Both the city and the firefighter’s pension agree on one thing, that 2015 will likely be an expensive fiscal year when it comes to funding the pension. Mayor Annise Parker has called it a “gold-plated” pension and unsustainable in the long term. The city projects pension contributions could make up 45 percent of payroll in the fiscal 2015 budget. Christopher Gonzalez is the Executive Director of the Firefighter’s Pension. He says the outlook is already much better than that.
“Just in the last year and a half, based on market recovery, it’s come down from a high of 45-percent projected to what is today 32-percent projected. We believe that given another two years it could fall just as sharply and if not enough to where the matter of concern is not as great as it is today.”

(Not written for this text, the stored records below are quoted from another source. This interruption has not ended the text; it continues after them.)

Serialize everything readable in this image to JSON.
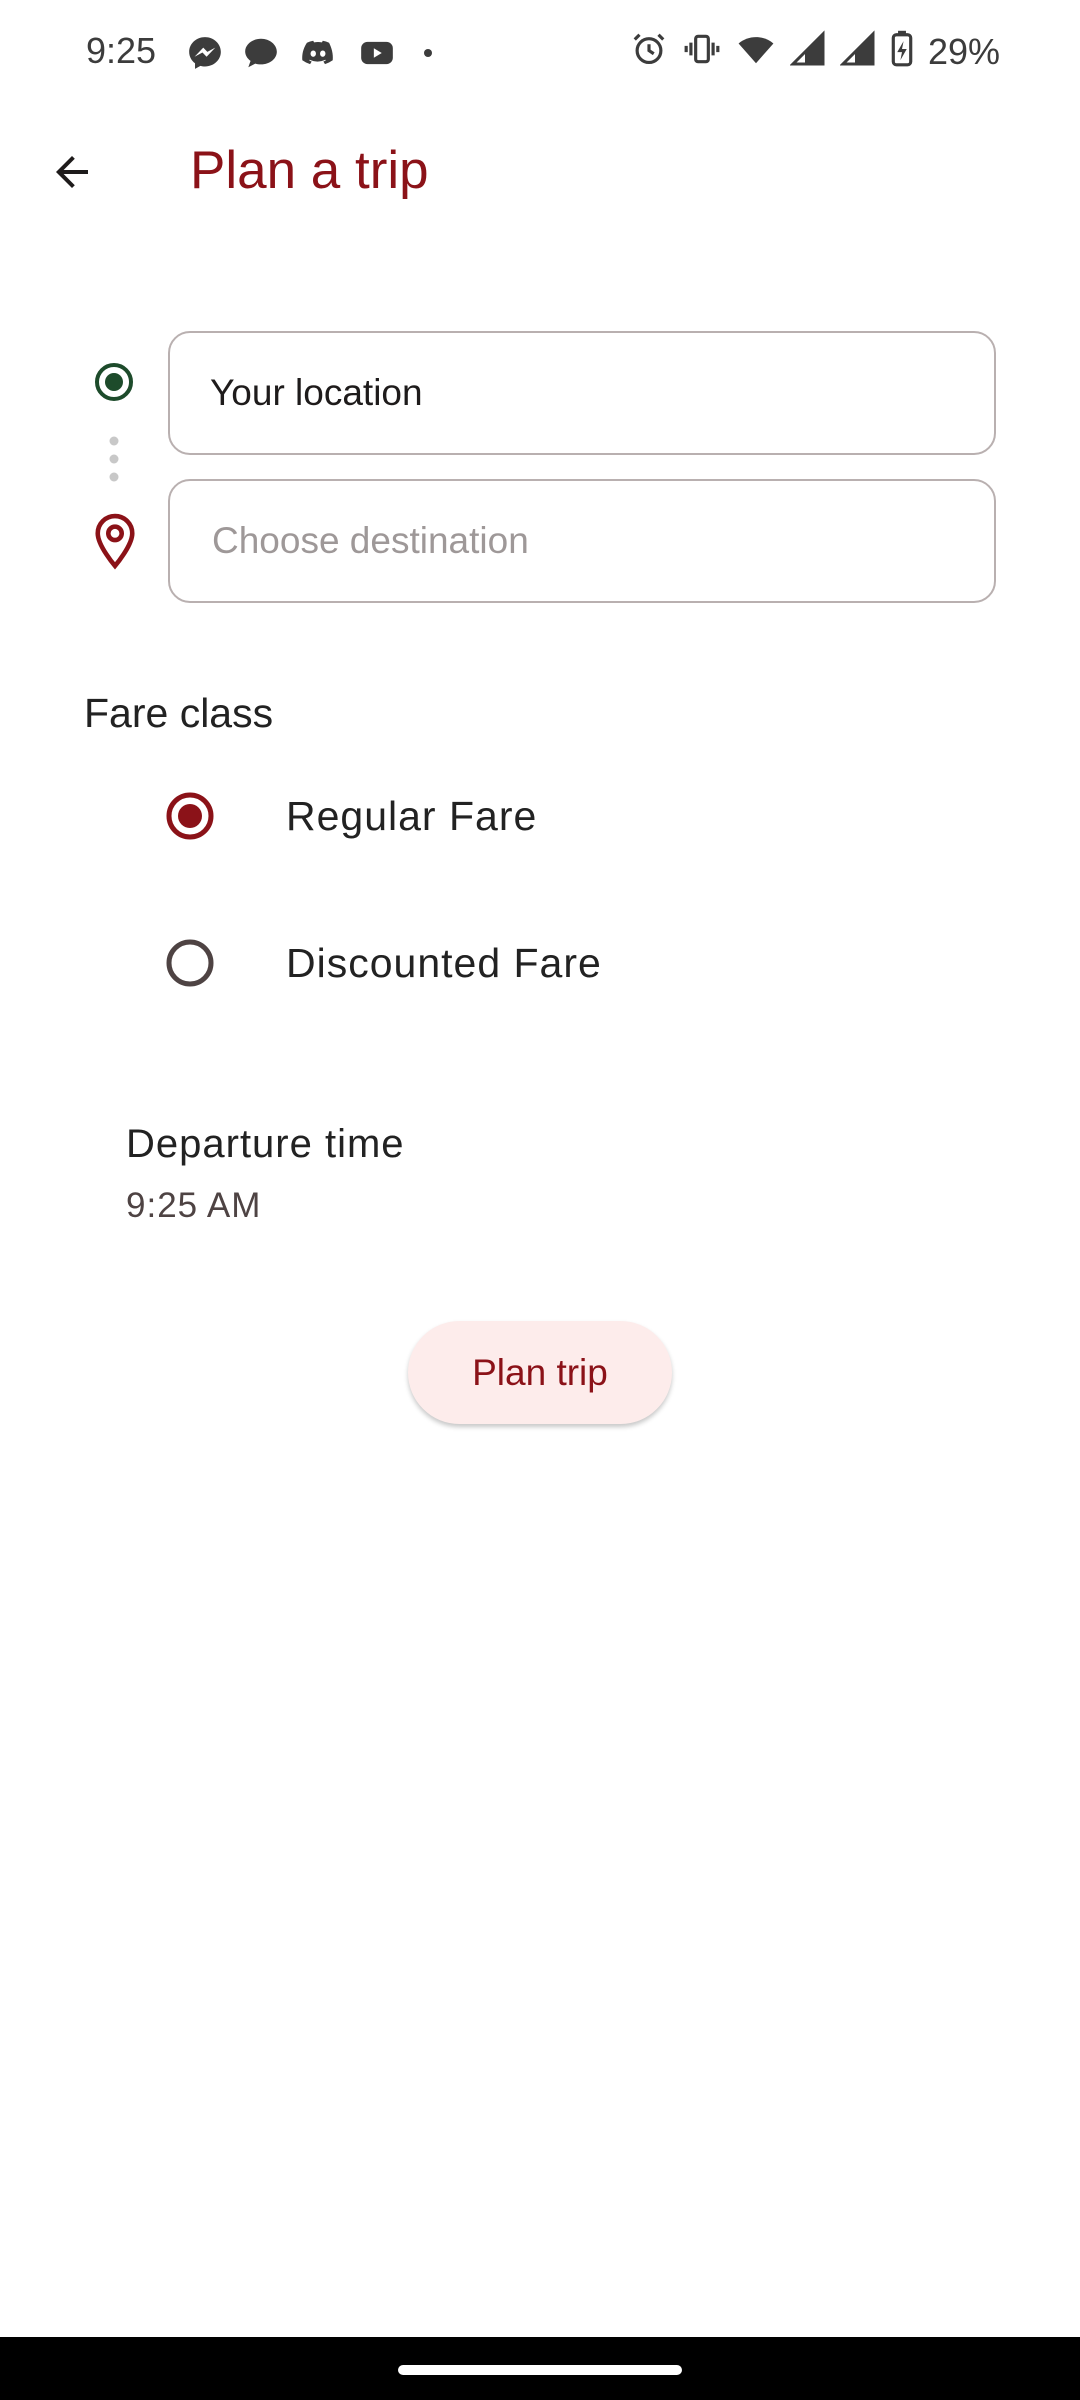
{
  "status_bar": {
    "time": "9:25",
    "battery_percent": "29%",
    "left_icons": [
      "messenger-icon",
      "chat-bubble-icon",
      "discord-icon",
      "youtube-icon",
      "dot-icon"
    ],
    "right_icons": [
      "alarm-icon",
      "vibrate-icon",
      "wifi-icon",
      "signal-icon",
      "signal-icon",
      "battery-charging-icon"
    ]
  },
  "app_bar": {
    "title": "Plan a trip",
    "back_icon": "arrow-back-icon"
  },
  "trip": {
    "origin": {
      "value": "Your location",
      "icon": "radio-target-icon"
    },
    "destination": {
      "placeholder": "Choose destination",
      "icon": "location-pin-icon"
    }
  },
  "fare_class": {
    "title": "Fare class",
    "options": [
      {
        "label": "Regular Fare",
        "selected": true
      },
      {
        "label": "Discounted Fare",
        "selected": false
      }
    ]
  },
  "departure": {
    "label": "Departure time",
    "value": "9:25 AM"
  },
  "actions": {
    "plan_trip_label": "Plan trip"
  },
  "colors": {
    "accent": "#8b1218",
    "origin_green": "#1d4b2b",
    "button_bg": "#fdeceb",
    "field_border": "#b9b0b0"
  }
}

Gonzalez says the city is panicking and still has plenty of time to let the numbers even out. He says there’s no reason to demand pension reform before the city knows exactly what its liability will be.
“We believe that the timing can be more methodical and the decision should be based where the pension fund is just before that new period of contributions begins and then if decisions need to be made, whether tough or not. I think the pension plan officials would be more than willing to sit at the table with the Mayor or the city administration at the time and negotiate through that.”
But that’s part of the problem, according to the Mayor. Under a state statute, any changes to the firefighter’s pension have to go through Austin. The city and firefighters have no “meet and confer” agreement, so they can’t simply sit down and talk. Gonzalez says in the past, the city and firefighters have been able to resolve issues reasonably.
“We don’t believe, based on that history, it’s necessary to change the law and create a meet and confer. I believe the pension plan officials, the board of trustees that is, are highly willing at the right time, given the right set of data, to sit down with the city officials and talk about resolutions to any problems that may be viewed at the time.”
As for the perception that firefighters can make more money in retirement than they do when they’re actually working, Gonzalez says that’s simply not true. He says a small number of fire department officials have what might be considered more than generous retirement benefits, but for the most part, they’re in line with other similar pensions.
“The vast majority of firefighters, out of 3500, well over 3000 fall into the normal and average category of pension benefits.”
The city says it can’t wait and needs to tackle the issue now, but Gonzalez says he’s confident the projected impact isn’t as bad as the city says it could be.